Monday, February 10, 2014

Do you speak English?

Interesting note regarding accents at orientation for international students at University of Technology Sydney (UTS) .  The presenter remarked in passing "some of you may have learned English from watching American television programs".   The presenter herself did not have a strong accent; what I would describe as a fairly "clean"  form of English.  However,  an Australian might describe what I say is "clean"  as being an "American"  accent.  In general,  Australians don't know a lot about American regional accents.  They probably don't know what they'd describe as an "American"  accent is actually the typical announcer voice in the United States which is fairly devoid of regional accents. So the classic "American accent"  is actually a form that may even have been practiced to intentionally strip traces of any regional accents. 

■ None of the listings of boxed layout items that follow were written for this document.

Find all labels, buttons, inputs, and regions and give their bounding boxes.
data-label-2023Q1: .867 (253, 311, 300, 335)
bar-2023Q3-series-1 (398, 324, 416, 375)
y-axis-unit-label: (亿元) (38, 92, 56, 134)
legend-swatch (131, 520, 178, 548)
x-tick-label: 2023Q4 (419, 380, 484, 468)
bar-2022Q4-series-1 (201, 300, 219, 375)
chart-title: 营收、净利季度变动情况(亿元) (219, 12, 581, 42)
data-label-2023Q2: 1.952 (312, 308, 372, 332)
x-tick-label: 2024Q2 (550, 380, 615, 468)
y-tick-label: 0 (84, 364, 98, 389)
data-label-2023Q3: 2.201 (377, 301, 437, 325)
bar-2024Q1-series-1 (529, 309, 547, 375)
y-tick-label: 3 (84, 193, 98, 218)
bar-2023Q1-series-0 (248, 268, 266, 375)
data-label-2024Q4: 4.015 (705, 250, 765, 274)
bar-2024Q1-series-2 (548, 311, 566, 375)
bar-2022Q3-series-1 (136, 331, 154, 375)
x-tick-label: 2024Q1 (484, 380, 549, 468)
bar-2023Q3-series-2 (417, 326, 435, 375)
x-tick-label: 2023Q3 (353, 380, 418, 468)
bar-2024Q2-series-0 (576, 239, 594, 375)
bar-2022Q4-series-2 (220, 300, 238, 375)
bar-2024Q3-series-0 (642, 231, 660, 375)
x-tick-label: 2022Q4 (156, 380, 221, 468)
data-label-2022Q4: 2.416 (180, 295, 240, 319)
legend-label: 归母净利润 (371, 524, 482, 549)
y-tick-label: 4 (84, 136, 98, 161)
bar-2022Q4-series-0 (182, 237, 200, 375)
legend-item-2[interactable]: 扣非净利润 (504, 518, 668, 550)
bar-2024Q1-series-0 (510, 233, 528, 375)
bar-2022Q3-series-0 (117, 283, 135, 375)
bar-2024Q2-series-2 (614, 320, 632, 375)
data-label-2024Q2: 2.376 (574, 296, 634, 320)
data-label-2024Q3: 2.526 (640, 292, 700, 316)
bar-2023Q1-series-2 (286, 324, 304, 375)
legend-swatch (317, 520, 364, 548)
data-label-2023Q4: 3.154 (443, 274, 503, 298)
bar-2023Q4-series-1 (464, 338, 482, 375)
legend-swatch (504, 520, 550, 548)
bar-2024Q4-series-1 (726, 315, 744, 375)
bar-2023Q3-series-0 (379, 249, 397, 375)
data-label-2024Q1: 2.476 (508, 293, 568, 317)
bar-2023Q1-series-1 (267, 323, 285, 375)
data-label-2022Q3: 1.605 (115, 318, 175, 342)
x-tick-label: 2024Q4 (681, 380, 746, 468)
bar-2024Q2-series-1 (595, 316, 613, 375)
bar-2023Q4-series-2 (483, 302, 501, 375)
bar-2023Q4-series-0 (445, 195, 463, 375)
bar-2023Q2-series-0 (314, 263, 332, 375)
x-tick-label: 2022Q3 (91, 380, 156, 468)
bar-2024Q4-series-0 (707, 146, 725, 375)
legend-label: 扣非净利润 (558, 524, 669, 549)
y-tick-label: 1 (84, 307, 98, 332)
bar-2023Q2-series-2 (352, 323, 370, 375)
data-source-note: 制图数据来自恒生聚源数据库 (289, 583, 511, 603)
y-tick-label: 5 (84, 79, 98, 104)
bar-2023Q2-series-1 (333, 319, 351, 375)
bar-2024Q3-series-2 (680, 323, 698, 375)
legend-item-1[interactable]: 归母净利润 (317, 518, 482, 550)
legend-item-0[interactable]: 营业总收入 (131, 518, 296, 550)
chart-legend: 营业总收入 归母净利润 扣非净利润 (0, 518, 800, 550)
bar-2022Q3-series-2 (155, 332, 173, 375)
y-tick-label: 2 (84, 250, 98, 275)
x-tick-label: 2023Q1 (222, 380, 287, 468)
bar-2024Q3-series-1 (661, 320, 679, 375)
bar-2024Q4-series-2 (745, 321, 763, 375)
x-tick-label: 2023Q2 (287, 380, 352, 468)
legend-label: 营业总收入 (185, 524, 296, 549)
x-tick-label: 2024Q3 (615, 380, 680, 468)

Similarly,  I was once listening to the radio and Fay explained to me that the announcers didn't normally speak the way they were speaking,  they were sort of poking fun of regional Australian accents.  I didn't even realize their "joke"  -  it all sounded like Australians speaking to me.  It struck me during the orientation at UTS that one person had a much more distinct Australian accent. He was the head of the security department.  The presentation consisted of the head of the international student department,  and a panel of about 10 people representing different departments or services.  The strongest accent overall was a guy who was probably from India,  representing IT services. I would not say that all of the others had "American"  accents,  but their English was,  again,  what I'd describe as "clean".  There is some sense that Australian's may be losing their accents for what is considered "American English",  but I would argue that the English of American announcers isn't so much "American"  but a form that's been stripped of American regional accents. So don't fear being overtaken by "American English" -  it's simply a form that different regions can understand as being stripped of accent.  Of course,  Southerners (in the US and Australians)  might refer to it as a "Yankee accent" -  which in the southern US means "northern".  But there isn't a specific place in the "north"  that is the origin of that "accent" ; if anything,  the source might be California,  a frontier of the melting pot which emerged as the source of much American media.